Asian markets are closed on Saturday due to holidays. European markets were also closed.

U.S. markets ended lower on Friday (January 31, 2025).

According to Vishal Kampani, vice chairman and managing director, JM Financial Ltd, the budget has touched upon all key elements to accelerate economic growth. It has successfully managed to strike a balance among the trinity, offering fiscal stimulus to consumption, maintaining the fiscal glide path and undertaking reforms to boost growth.

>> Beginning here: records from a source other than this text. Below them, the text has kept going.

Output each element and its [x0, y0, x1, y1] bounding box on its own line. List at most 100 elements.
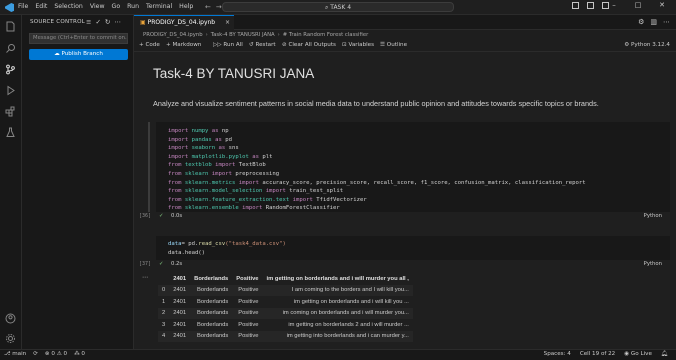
cell-imports-source[interactable]: import numpy as np import pandas as pd imp…	[156, 122, 670, 213]
code-line: from textblob import TextBlob	[168, 161, 670, 170]
branch-indicator[interactable]: ⎇ main	[4, 351, 26, 357]
menu-terminal[interactable]: Terminal	[146, 3, 172, 10]
exec-time: 0.2s	[171, 261, 183, 267]
clear-outputs-button[interactable]: ⊘ Clear All Outputs	[282, 42, 336, 48]
kernel-label: Python 3.12.4	[631, 42, 670, 48]
back-arrow-icon[interactable]: ←	[205, 3, 216, 11]
breadcrumb-cell[interactable]: # Train Random Forest classifier	[283, 32, 368, 38]
menu-run[interactable]: Run	[127, 3, 139, 10]
git-branch-icon: ⎇	[4, 351, 13, 357]
table-row: 2 2401 Borderlands Positive im coming on…	[158, 307, 413, 319]
breadcrumb-file[interactable]: PRODIGY_DS_04.ipynb	[143, 32, 203, 38]
settings-icon[interactable]: ⚙	[638, 18, 644, 26]
code-token: preprocessing	[232, 170, 280, 177]
add-code-button[interactable]: + Code	[139, 42, 160, 48]
tab-notebook[interactable]: ▣ PRODIGY_DS_04.ipynb ×	[134, 15, 234, 30]
code-token: as	[252, 153, 259, 160]
cell-load-data-source[interactable]: data= pd.read_csv("task4_data.csv") data…	[156, 236, 670, 257]
menu-help[interactable]: Help	[179, 3, 193, 10]
restart-button[interactable]: ↺ Restart	[249, 42, 276, 48]
commit-message-input[interactable]	[33, 34, 127, 43]
table-cell: Borderlands	[197, 310, 229, 317]
code-line: from sklearn.ensemble import RandomFores…	[168, 204, 670, 213]
run-debug-icon[interactable]	[5, 85, 16, 96]
branch-name: main	[12, 351, 27, 357]
code-token: sklearn.metrics	[181, 179, 239, 186]
table-cell: Positive	[238, 310, 259, 317]
go-live-button[interactable]: ◉ Go Live	[624, 351, 652, 357]
success-check-icon: ✓	[159, 261, 164, 267]
close-window-icon[interactable]: ✕	[650, 1, 674, 9]
table-row: 1 2401 Borderlands Positive im getting o…	[158, 296, 413, 308]
restart-label: Restart	[255, 42, 276, 48]
more-actions-icon[interactable]: ⋯	[114, 18, 121, 26]
menu-view[interactable]: View	[90, 3, 105, 10]
menu-go[interactable]: Go	[112, 3, 121, 10]
minimize-icon[interactable]: –	[602, 1, 626, 9]
table-cell: im getting into borderlands and i can mu…	[286, 333, 409, 340]
table-cell: im getting on borderlands 2 and i will m…	[288, 321, 409, 328]
explorer-icon[interactable]	[5, 21, 16, 32]
breadcrumb: PRODIGY_DS_04.ipynb › Task-4 BY TANUSRI JA…	[134, 30, 676, 40]
table-row: 0 2401 Borderlands Positive I am coming …	[158, 284, 413, 296]
code-line: import numpy as np	[168, 127, 670, 136]
code-token: from	[168, 205, 182, 212]
code-cell-imports[interactable]: import numpy as np import pandas as pd imp…	[156, 122, 670, 212]
code-token: = pd.	[181, 241, 199, 247]
code-token: import	[211, 170, 233, 177]
more-icon[interactable]: ⋯	[663, 18, 670, 26]
settings-gear-icon[interactable]	[5, 333, 16, 344]
output-more-icon[interactable]: ⋯	[142, 274, 148, 281]
toggle-sidebar-icon[interactable]	[572, 2, 579, 9]
command-center-label: TASK 4	[330, 4, 352, 11]
extensions-icon[interactable]	[5, 106, 16, 117]
outline-button[interactable]: ☰ Outline	[380, 42, 407, 48]
publish-branch-button[interactable]: ☁ Publish Branch	[29, 49, 128, 60]
maximize-icon[interactable]: □	[626, 1, 650, 9]
notifications-bell-icon[interactable]: 🔔︎	[661, 351, 668, 357]
run-all-button[interactable]: ▷▷ Run All	[213, 42, 243, 48]
split-editor-icon[interactable]: ▥	[650, 18, 657, 26]
cell-position[interactable]: Cell 19 of 22	[580, 351, 615, 357]
code-line: import seaborn as sns	[168, 144, 670, 153]
go-live-label: Go Live	[630, 351, 652, 357]
code-token: from	[168, 188, 182, 195]
table-row: 3 2401 Borderlands Positive im getting o…	[158, 319, 413, 331]
source-control-icon[interactable]	[5, 64, 16, 75]
refresh-icon[interactable]: ↻	[105, 18, 110, 26]
close-tab-icon[interactable]: ×	[225, 16, 230, 29]
notebook-title: Task-4 BY TANUSRI JANA	[153, 66, 315, 81]
code-token: data	[168, 241, 182, 247]
testing-icon[interactable]	[5, 127, 16, 138]
tab-label: PRODIGY_DS_04.ipynb	[147, 19, 216, 26]
code-token: import	[265, 188, 286, 195]
ports-indicator[interactable]: ⁂ 0	[74, 351, 85, 357]
cell-language[interactable]: Python	[644, 261, 662, 267]
view-as-tree-icon[interactable]: ≡	[86, 18, 91, 26]
commit-check-icon[interactable]: ✓	[95, 18, 100, 26]
code-token: matplotlib.pyplot	[188, 153, 253, 160]
menu-file[interactable]: File	[18, 3, 28, 10]
indentation-indicator[interactable]: Spaces: 4	[544, 351, 571, 357]
table-cell: im getting on borderlands and i will kil…	[293, 298, 409, 305]
menu-selection[interactable]: Selection	[54, 3, 83, 10]
cell-language[interactable]: Python	[644, 213, 662, 219]
code-token: sklearn.ensemble	[181, 205, 243, 212]
variables-button[interactable]: ⊡ Variables	[342, 42, 374, 48]
toggle-panel-icon[interactable]	[587, 2, 594, 9]
success-check-icon: ✓	[159, 213, 164, 219]
kernel-picker[interactable]: ⚙ Python 3.12.4	[624, 42, 670, 48]
menu-edit[interactable]: Edit	[35, 3, 47, 10]
variables-label: Variables	[348, 42, 375, 48]
sync-icon[interactable]: ⟳	[33, 351, 38, 357]
breadcrumb-heading[interactable]: Task-4 BY TANUSRI JANA	[211, 32, 275, 38]
problems-indicator[interactable]: ⊗ 0 ⚠ 0	[45, 351, 67, 357]
add-markdown-button[interactable]: + Markdown	[166, 42, 201, 48]
code-cell-load-data[interactable]: data= pd.read_csv("task4_data.csv") data…	[156, 236, 670, 260]
account-icon[interactable]	[5, 313, 16, 324]
search-icon[interactable]	[5, 43, 16, 54]
command-center[interactable]: ⌕ TASK 4	[222, 2, 454, 12]
execution-count: [36]	[139, 213, 152, 219]
commit-message-field[interactable]	[29, 33, 128, 44]
editor-tab-bar: ▣ PRODIGY_DS_04.ipynb × ⚙ ▥ ⋯	[134, 15, 676, 30]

“All in all, it is a growth-focused budget which will boost all the growth levers – manufacturing, access to credit, exports, employment generation, innovation and technology development, sustainability, etc. which will have a multiplier impact on the economy,” Mr. Kampani said.

Foreign Institutional Investors (FIIs) offloaded equities worth ₹1,188.99 crore on Friday, according to exchange data.

Global oil benchmark Brent crude dipped 0.29% to $76.67 a barrel.

Rallying for the fourth day running on Friday, the 30-share BSE benchmark ended 740.76 points or 0.97% higher at 77,500.57. The Nifty rallied 258.90 points or 1.11% to 23,508.40.